Visitiamo la poderosa Abbazia a tre navate e senza tetto,
poi la famosa Spada nella roccia nel Chiesino benedetto.

Dopo aver scattato delle foto, decidiamo di proseguire il giro,
la pace e la calma che stanno intorno davvero tolgono il respiro.
E’ anche bello, in questa calda estate, esser dal vento accarezzati,
della campagna perfino gli odori di fieno e letame sono apprezzati.

Queste alture del Senese sono un autentico Paradiso,
un patrimonio naturale, sarai tu del mio stesso avviso.
Ogni volta che ci torno in auto, in moto o in bicicletta
rimango assai stupita e vorrei esser una cavalletta.

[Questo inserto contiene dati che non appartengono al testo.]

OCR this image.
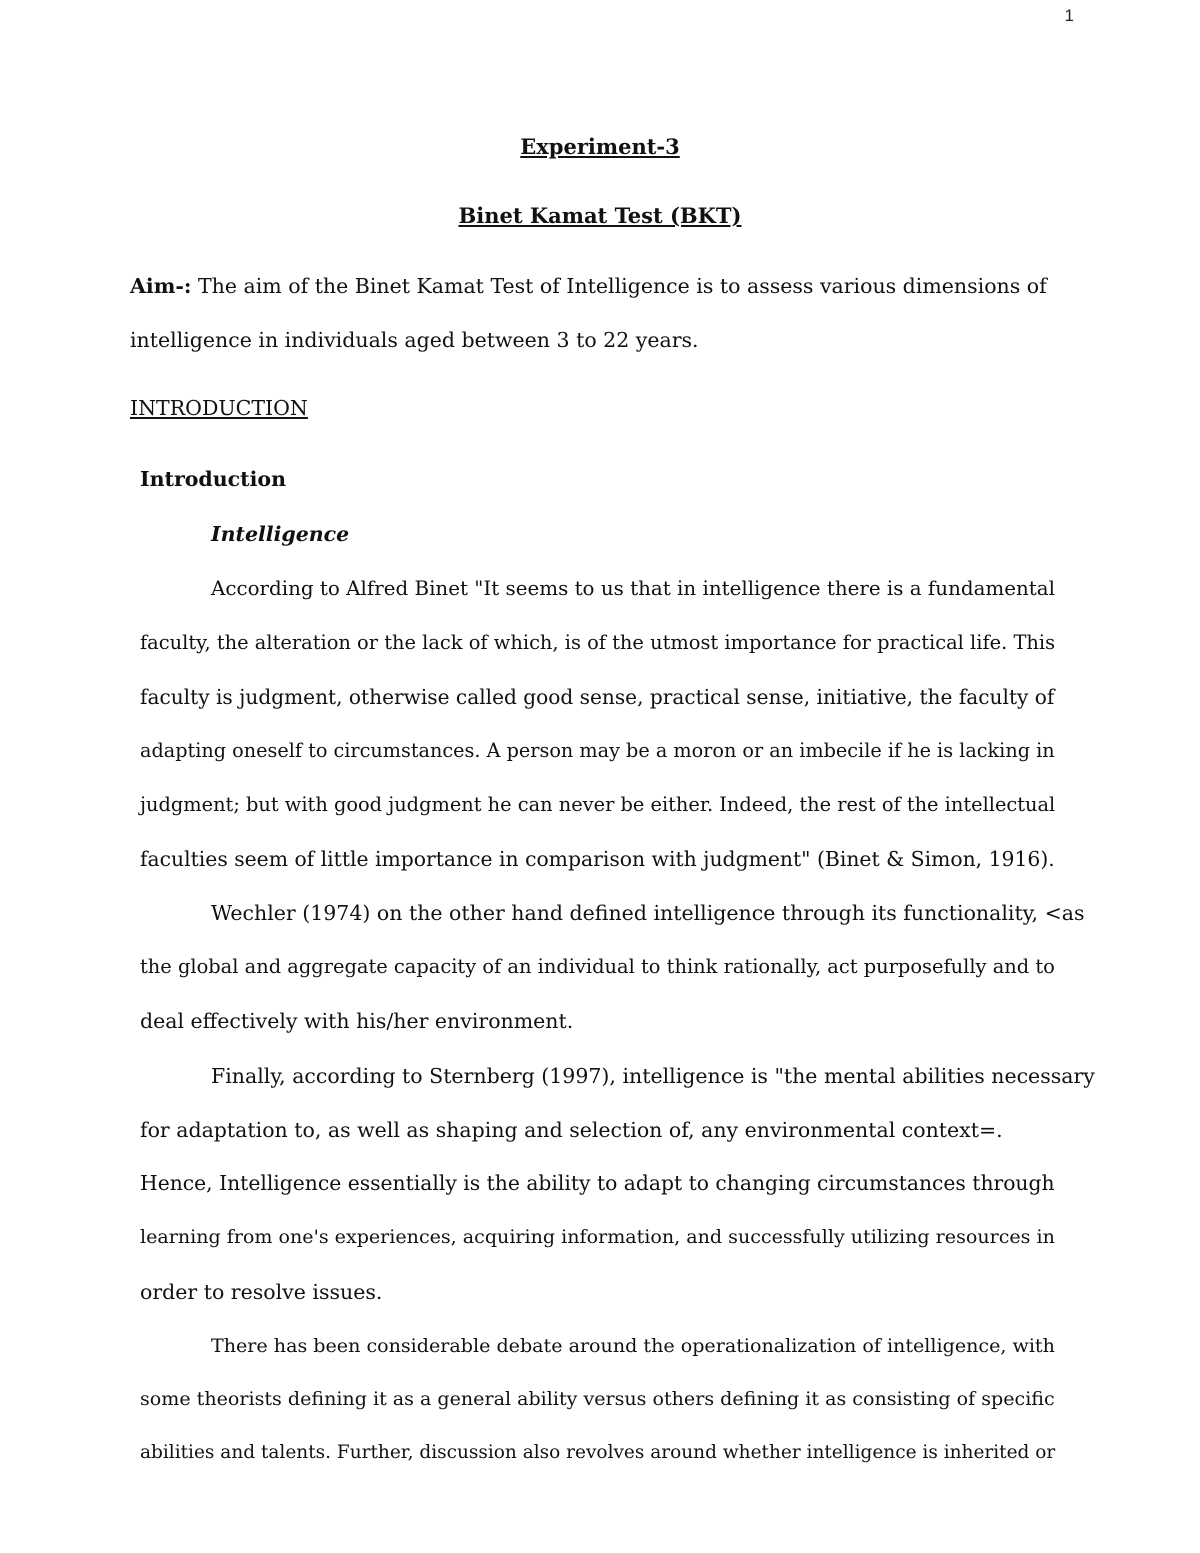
1
Experiment-3
Binet Kamat Test (BKT)
Aim-: The aim of the Binet Kamat Test of Intelligence is to assess various dimensions of
intelligence in individuals aged between 3 to 22 years.
INTRODUCTION
Introduction
Intelligence
According to Alfred Binet "It seems to us that in intelligence there is a fundamental
faculty, the alteration or the lack of which, is of the utmost importance for practical life. This
faculty is judgment, otherwise called good sense, practical sense, initiative, the faculty of
adapting oneself to circumstances. A person may be a moron or an imbecile if he is lacking in
judgment; but with good judgment he can never be either. Indeed, the rest of the intellectual
faculties seem of little importance in comparison with judgment" (Binet & Simon, 1916).
Wechler (1974) on the other hand defined intelligence through its functionality, <as
the global and aggregate capacity of an individual to think rationally, act purposefully and to
deal effectively with his/her environment.
Finally, according to Sternberg (1997), intelligence is "the mental abilities necessary
for adaptation to, as well as shaping and selection of, any environmental context=.
Hence, Intelligence essentially is the ability to adapt to changing circumstances through
learning from one's experiences, acquiring information, and successfully utilizing resources in
order to resolve issues.
There has been considerable debate around the operationalization of intelligence, with
some theorists defining it as a general ability versus others defining it as consisting of specific
abilities and talents. Further, discussion also revolves around whether intelligence is inherited or
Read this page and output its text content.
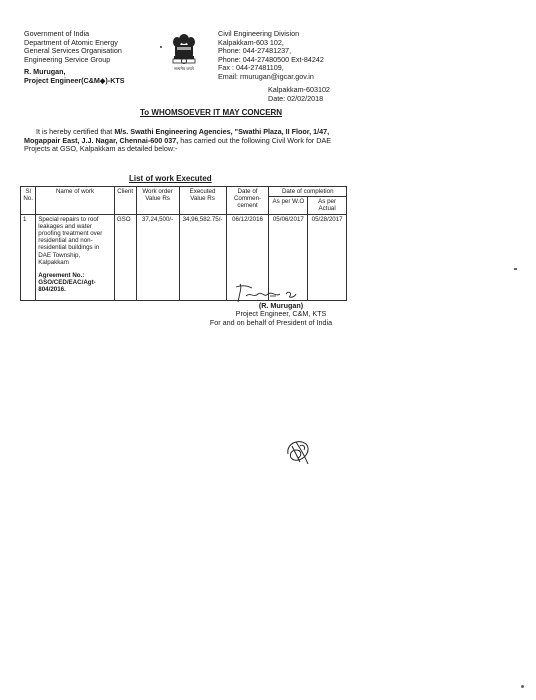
Government of India
Department of Atomic Energy
General Services Organisation
Engineering Service Group
R. Murugan,
Project Engineer(C&M◆)-KTS
सत्यमेव जयते
Civil Engineering Division
Kalpakkam-603 102,
Phone: 044-27481237,
Phone: 044-27480500 Ext-84242
Fax : 044-27481109,
Email: rmurugan@igcar.gov.in
Kalpakkam-603102
Date: 02/02/2018
To WHOMSOEVER IT MAY CONCERN
It is hereby certified that M/s. Swathi Engineering Agencies, "Swathi Plaza, II Floor, 1/47, Mogappair East, J.J. Nagar, Chennai-600 037, has carried out the following Civil Work for DAE Projects at GSO, Kalpakkam as detailed below:-
List of work Executed
Sl No.	Name of work	Client	Work order Value Rs	Executed Value Rs	Date of Commen-cement	Date of completion	
						As per W.O	As per Actual
1	Special repairs to roof leakages and water proofing treatment over residential and non-residential buildings in DAE Township, Kalpakkam
Agreement No.:
GSO/CED/EAC/Agt-804/2016.	GSO	37,24,500/-	34,96,582.75/-	06/12/2016	05/06/2017	05/28/2017
(R. Murugan)
Project Engineer, C&M, KTS
For and on behalf of President of India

Così da poterci rimanere e nell’erba saltar lieta,
frinire ai ricci e alle cicale, poi dormire mansueta.
Esser quindi svegliata dal canto dei fringuelli,
girare per i campi e sorrider a passeri e merli.

Ma sono una ragazza in una gita giornaliera,
sono fuori da stamani e rincaserò stasera;
a volte soffro d’insonnia ma di una cosa sono certa
che stanotte dormirò bene grazie alla nostra trasferta.